Я опустил глаза, размышляя о богах и бессмертии. Снег доходил мне до колен, такой сухой, что я видел каждый кристаллик, скатывающийся в ямы от моих следов.
– А ты, – спросил я Хранителя, – разве ты не хочешь узнать, что за послание заключено внутри тебя?
– Нет.
– Что вшито в твоей ДНК?
Он снова скорчил гримасу, оскалив длинные белые зубы.
– Ничего там нет, кроме дезинформации и шума.
– Они ведь боги! Почему ты сомневаешься в них?
– Потому что они лгут, как все боги.
Соли отклонялся то вправо, то влево, сжимая кожаный захват копья одной рукой и вытирая другой кровь, сочащуюся из носа. Он теснил Хранителя к трещине.
Я поднес голую руку к растрескавшимся губам и спросил:
– А что же сталось с другими бессмертными? Где они теперь?
– Мертвы. Эльдрия сделала нас бессмертными, но убить нас все-таки можно. Камнем по лбу, ножом… – он покосился на Соли, – копьем в сердце – да мало ли как.
– И все они умерли вот так, от несчастного случая?
– Старая Земля была очень опасным местом.
Я видел, что он лжет или, во всяком случае, говорит не всю правду. Он смотрел на кружащего около него Соли, на острие копья, позолотевшее в лучах восходящего солнца.
– Это ты их убил, верно? – спросил я.
Он вздернул подбородок и впился в меня глазами.
– Шустрый ты, Мэллори. Всегда быстро соображал. Ну да, я выследил их и перебил как овец, одного за другим, даже тех пятерых – назвать тебе их имена – даже тех пятерых бессмертных, которые спаслись от Холокоста и бежали в мультиплекс.
– Худо, – сказал я.
– Они и так долго прожили, а секрет надо было сохранить.
– Значит, его хранитель – ты?
– Я Хранитель Времени – все время его и храню.
– Ты расшифровал Эдду – я прав? Скажи мне, что там сказано?
– Сам разбирайся.
– Ты не имеешь права хранить это в тайне.
– Право? – вскричал он с горящими, как угли, глазами. – И ты еще толкуешь о правах? Проклятая Эльдрия загубила мою душу! Даже у богов нет такого права.
Я показал ему мое пилотское кольцо.
– В день, когда я получил вот это, ты объявил поиск Старшей Эдды. Теперь он окончен.
– Нет, Мэллори, не окончен.
– Генетики расшифруют Эдду по твоим клеткам, если…
– Там нечего расшифровывать.
– …если мы привезем тебя обратно в Город.
– Мертвым, ты хочешь сказать.

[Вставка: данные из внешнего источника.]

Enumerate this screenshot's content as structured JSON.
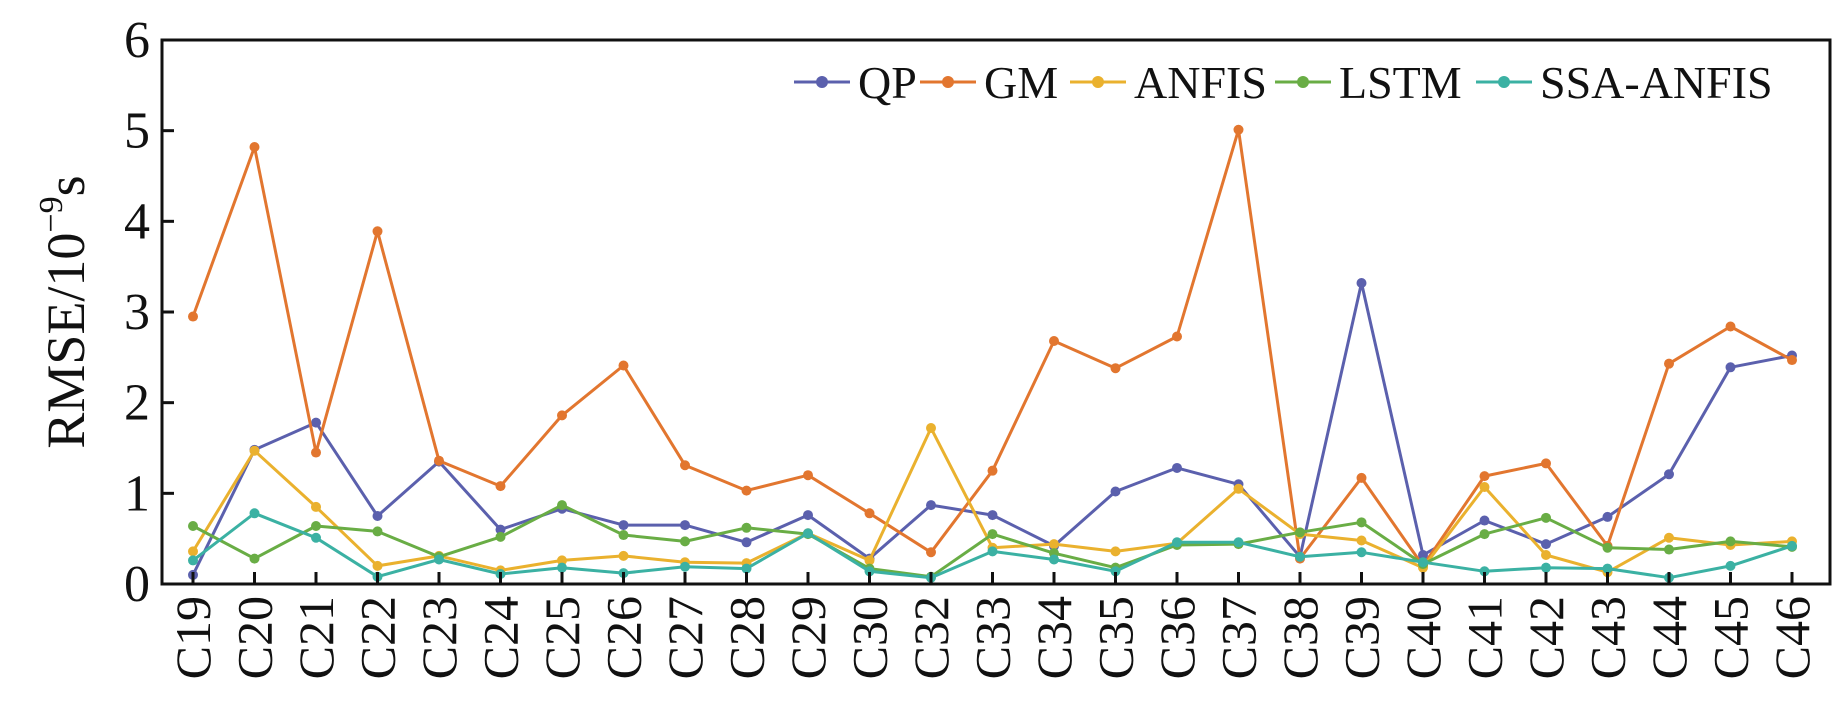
{
  "chart_data": {
    "type": "line",
    "title": "",
    "xlabel": "",
    "ylabel": "RMSE/10",
    "ylabel_exponent": "−9",
    "ylabel_unit": "s",
    "ylim": [
      0,
      6
    ],
    "yticks": [
      "0",
      "1",
      "2",
      "3",
      "4",
      "5",
      "6"
    ],
    "grid": false,
    "legend_position": "top-right",
    "categories": [
      "C19",
      "C20",
      "C21",
      "C22",
      "C23",
      "C24",
      "C25",
      "C26",
      "C27",
      "C28",
      "C29",
      "C30",
      "C32",
      "C33",
      "C34",
      "C35",
      "C36",
      "C37",
      "C38",
      "C39",
      "C40",
      "C41",
      "C42",
      "C43",
      "C44",
      "C45",
      "C46"
    ],
    "series": [
      {
        "name": "QP",
        "color": "#5b60ad",
        "values": [
          0.1,
          1.48,
          1.78,
          0.75,
          1.35,
          0.6,
          0.83,
          0.65,
          0.65,
          0.46,
          0.76,
          0.28,
          0.87,
          0.76,
          0.42,
          1.02,
          1.28,
          1.1,
          0.3,
          3.32,
          0.32,
          0.7,
          0.44,
          0.74,
          1.21,
          2.39,
          2.52
        ]
      },
      {
        "name": "GM",
        "color": "#e2762f",
        "values": [
          2.95,
          4.82,
          1.45,
          3.89,
          1.36,
          1.08,
          1.86,
          2.41,
          1.31,
          1.03,
          1.2,
          0.78,
          0.35,
          1.25,
          2.68,
          2.38,
          2.73,
          5.01,
          0.28,
          1.17,
          0.2,
          1.19,
          1.33,
          0.42,
          2.43,
          2.84,
          2.47
        ]
      },
      {
        "name": "ANFIS",
        "color": "#eab12e",
        "values": [
          0.36,
          1.47,
          0.85,
          0.2,
          0.31,
          0.15,
          0.26,
          0.31,
          0.24,
          0.23,
          0.56,
          0.26,
          1.72,
          0.4,
          0.44,
          0.36,
          0.45,
          1.05,
          0.55,
          0.48,
          0.18,
          1.07,
          0.32,
          0.13,
          0.51,
          0.43,
          0.47
        ]
      },
      {
        "name": "LSTM",
        "color": "#69ad45",
        "values": [
          0.64,
          0.28,
          0.64,
          0.58,
          0.3,
          0.52,
          0.87,
          0.54,
          0.47,
          0.62,
          0.55,
          0.17,
          0.08,
          0.55,
          0.34,
          0.18,
          0.43,
          0.44,
          0.57,
          0.68,
          0.22,
          0.55,
          0.73,
          0.4,
          0.38,
          0.47,
          0.41
        ]
      },
      {
        "name": "SSA-ANFIS",
        "color": "#3bb1a3",
        "values": [
          0.26,
          0.78,
          0.51,
          0.08,
          0.27,
          0.11,
          0.18,
          0.12,
          0.19,
          0.17,
          0.56,
          0.14,
          0.07,
          0.36,
          0.27,
          0.14,
          0.46,
          0.46,
          0.3,
          0.35,
          0.24,
          0.14,
          0.18,
          0.17,
          0.07,
          0.2,
          0.42
        ]
      }
    ]
  }
}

Неужели благородный Рингесс и его благородный отец зарежут меня, как овцу? Ха!
Соли мог бы убить его, подумал я; ведь мы пересекли море как раз для того, чтобы его убить. Я знал, что Соли винит Хранителя в смерти Катарины, и мне показалось, что сейчас Хранителю настанет конец. Соли очень хотелось убить его, но он сдерживался. Слизнув кровь с усов, Соли сказал мне:
– Если ты хочешь, чтобы этот старый убийца остался жив, то все его тело нам не требуется. Просто отрежь у него несколько пальцев и заморозь их. Генетики и по ним раскодируют Эдду.

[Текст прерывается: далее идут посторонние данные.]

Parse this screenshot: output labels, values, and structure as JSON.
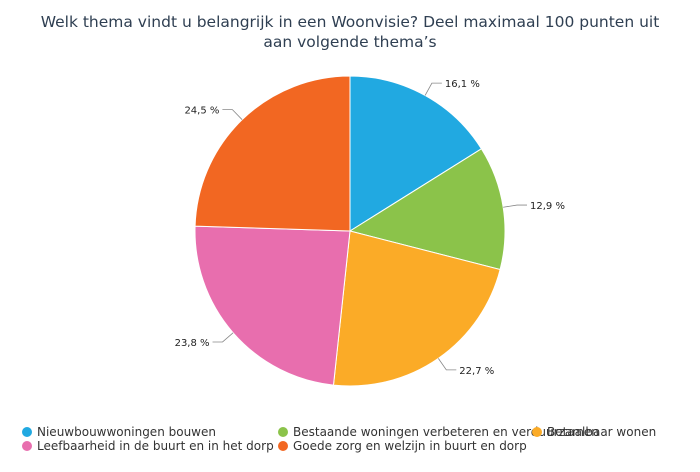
{
  "chart_data": {
    "type": "pie",
    "title_lines": [
      "Welk thema vindt u belangrijk in een Woonvisie? Deel maximaal 100 punten uit",
      "aan volgende thema’s"
    ],
    "slices": [
      {
        "name": "Nieuwbouwwoningen bouwen",
        "value": 16.1,
        "label": "16,1 %",
        "color": "#21a9e1"
      },
      {
        "name": "Bestaande woningen verbeteren en verduurzamen",
        "value": 12.9,
        "label": "12,9 %",
        "color": "#8bc34a"
      },
      {
        "name": "Betaalbaar wonen",
        "value": 22.7,
        "label": "22,7 %",
        "color": "#fbab27"
      },
      {
        "name": "Leefbaarheid in de buurt en in het dorp",
        "value": 23.8,
        "label": "23,8 %",
        "color": "#e86eae"
      },
      {
        "name": "Goede zorg en welzijn in buurt en dorp",
        "value": 24.5,
        "label": "24,5 %",
        "color": "#f26722"
      }
    ],
    "legend_placement": "bottom"
  }
}
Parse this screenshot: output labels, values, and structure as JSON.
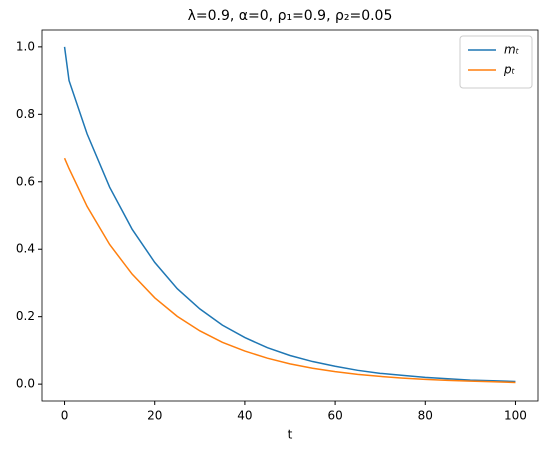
{
  "chart_data": {
    "type": "line",
    "title": "λ=0.9, α=0, ρ₁=0.9, ρ₂=0.05",
    "xlabel": "t",
    "x": [
      0,
      1,
      5,
      10,
      15,
      20,
      25,
      30,
      35,
      40,
      45,
      50,
      55,
      60,
      65,
      70,
      75,
      80,
      85,
      90,
      95,
      100
    ],
    "series": [
      {
        "name": "mₜ",
        "color": "#1f77b4",
        "values": [
          1.0,
          0.9,
          0.742,
          0.584,
          0.459,
          0.361,
          0.283,
          0.223,
          0.175,
          0.138,
          0.108,
          0.085,
          0.067,
          0.053,
          0.041,
          0.032,
          0.026,
          0.02,
          0.016,
          0.012,
          0.01,
          0.008
        ]
      },
      {
        "name": "pₜ",
        "color": "#ff7f0e",
        "values": [
          0.67,
          0.639,
          0.527,
          0.414,
          0.326,
          0.256,
          0.201,
          0.158,
          0.124,
          0.098,
          0.077,
          0.06,
          0.047,
          0.037,
          0.029,
          0.023,
          0.018,
          0.014,
          0.011,
          0.009,
          0.007,
          0.005
        ]
      }
    ],
    "xlim": [
      -5,
      105
    ],
    "ylim": [
      -0.05,
      1.05
    ],
    "xticks": [
      0,
      20,
      40,
      60,
      80,
      100
    ],
    "yticks": [
      {
        "value": 0,
        "label": "0.0"
      },
      {
        "value": 0.2,
        "label": "0.2"
      },
      {
        "value": 0.4,
        "label": "0.4"
      },
      {
        "value": 0.6,
        "label": "0.6"
      },
      {
        "value": 0.8,
        "label": "0.8"
      },
      {
        "value": 1,
        "label": "1.0"
      }
    ],
    "grid": false,
    "legend": "upper right"
  }
}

Затем раскрылась Книга Молчания, и я прочел из нее целую главу. Он, гордый Соли, был очень доволен тем, что гуманность в нем возобладала и он не убил Хранителя. Его ласкала мысль, что в последний миг он сумел сохранить милосердие.
Хранитель ощерился в подобии улыбки.
– И это все, что вам надо? – Он выбросил вперед руку, и в ладонь из рукава скользнул длинный стальной нож. Стряхнув рукавицу с другой руки, он с той же легкостью, с которой я мог бы обрезать фитиль горючего камня, отрубил себе мизинец. Палец упал в пушистый снег, проделав в нем ямку, окаймленную кровью, которая тут же застыла рубиновыми кристалликами. Хранитель ткнул четырехпалой рукой в сторону Соли. В красной ране белела кость, но крови, как ни странно, пролилось мало. – Забирайте. – Он нагнулся и достал свой палец из снега, а после швырнул его Соли в лицо. Соли отклонил голову, и палец, пролетев мимо него и меня, снова хлопнулся в снег.

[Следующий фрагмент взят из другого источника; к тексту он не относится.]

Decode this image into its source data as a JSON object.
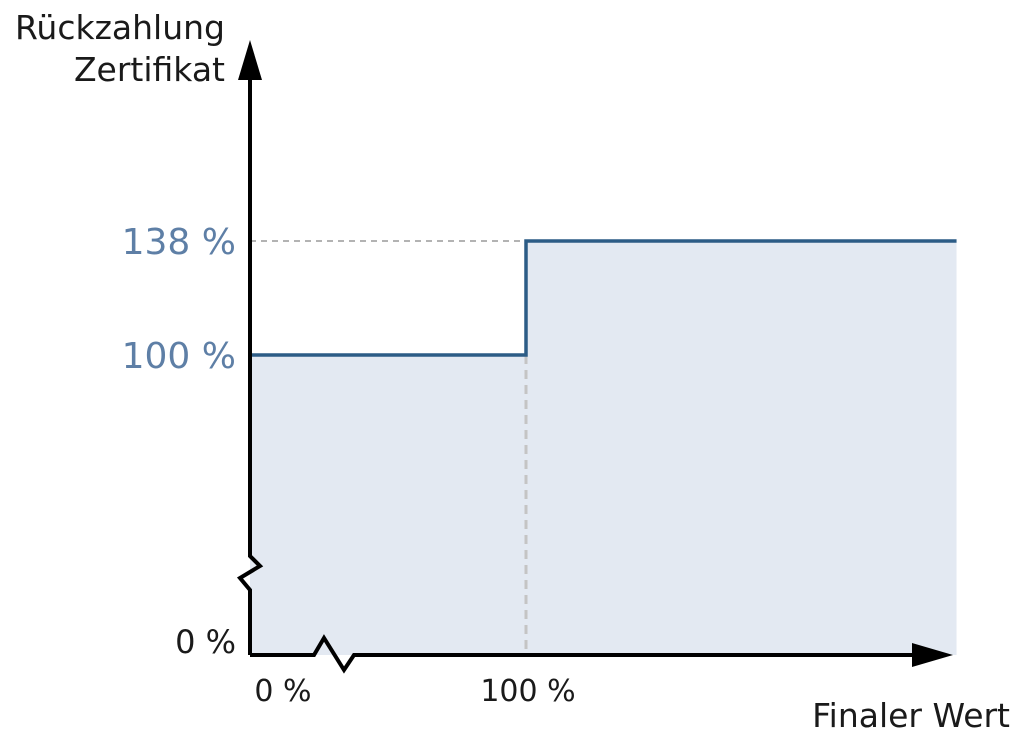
{
  "chart_data": {
    "type": "area",
    "ylabel_line1": "Rückzahlung",
    "ylabel_line2": "Zertifikat",
    "xlabel": "Finaler Wert",
    "x_ticks": [
      {
        "value": 0,
        "label": "0 %"
      },
      {
        "value": 100,
        "label": "100 %"
      }
    ],
    "y_ticks": [
      {
        "value": 0,
        "label": "0 %",
        "highlight": false
      },
      {
        "value": 100,
        "label": "100 %",
        "highlight": true
      },
      {
        "value": 138,
        "label": "138 %",
        "highlight": true
      }
    ],
    "step_threshold_x": 100,
    "series": [
      {
        "x": [
          0,
          100
        ],
        "y": [
          100,
          100
        ]
      },
      {
        "x": [
          100,
          256
        ],
        "y": [
          138,
          138
        ]
      }
    ],
    "axis_breaks": [
      "x",
      "y"
    ],
    "colors": {
      "line": "#2c5c86",
      "fill": "#e3e9f2",
      "highlight_text": "#5e7fa6",
      "text": "#1a1a1a",
      "guide": "#9a9a9a",
      "axis": "#000000"
    }
  }
}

Казалось бы, мелочь – но Хранитель тоже умел читать Книгу Молчания и должен был знать, как подействует на Соли столь пренебрежительный жест. Соли обезумел, и все его милосердие и гуманность как рукой сняло. Он скрежетнул зубами, зарычал, и кровь хлынула у него из носа. Рука с копьем снова отлетела назад – ее указательный палец, вытянутый вдоль древка, указывал назад, на меня.
– Прочти книгу, Мэллори, – крикнул вдруг Хранитель. Я не понял, какую книгу он имеет в виду – мне хотелось вмешаться, остановить эту волну насилия, но я уже начал вспоминать и не в силах был двинуться с места. – Она предназначена для тебя.
Я думаю, он сам очень хотел умереть, но жизнь уже вошла у него в привычку, и так просто расстаться с ней он не мог. Поэтому он кинулся на Соли и попытался всадить в него свой нож. Соли метнул копье. Этим копьем он однажды убил большого белого медведя, а теперь ему суждено было убить старого-престарого волка. Хранитель хотел увернуться, но копье пробило ему грудь.
– Вот как! – выдохнул Хранитель и упал на снег, в десяти футах от края трещины.
Соли обрушился на него, пиная его в лицо и дергая копье туда-сюда, стремясь нанести как можно больший урон и вогнать острие прямо в сердце.
Я двинулся вперед, но Соли крикнул:
– Прочь!
Я сделал еще шаг, последний, роковой шаг, тот, который видел на тысячу разных ладов, когда скраировал недавно в нашей хижине. Я знал одно: если я подойду чуть ближе к Соли, секрет, который я так долго искал, наконец откроется мне. Моя нога точно завязла в снегу, мускулы оцепенели, холодный воздух резал глаза. Мое видение будущего – будущего, которое есть сейчас, всегда было и всегда будет – простиралось до этого предела, не дальше. За ним не было ничего. Я был столь же слеп к дальнейшему, как младенец, выходящий из чрева матери на свет.
– Ты, ублюдок! – крикнул Соли. – Прочь!
Он вырвал копье из груди Хранителя. В парке старика зияла дыра с мой кулак величиной, и из нее хлестала кровь. С силой алалоя – или сумасшедшего – Соли нагнулся, вскинул тело Хранителя высоко над головой и побрел с ним к трещине.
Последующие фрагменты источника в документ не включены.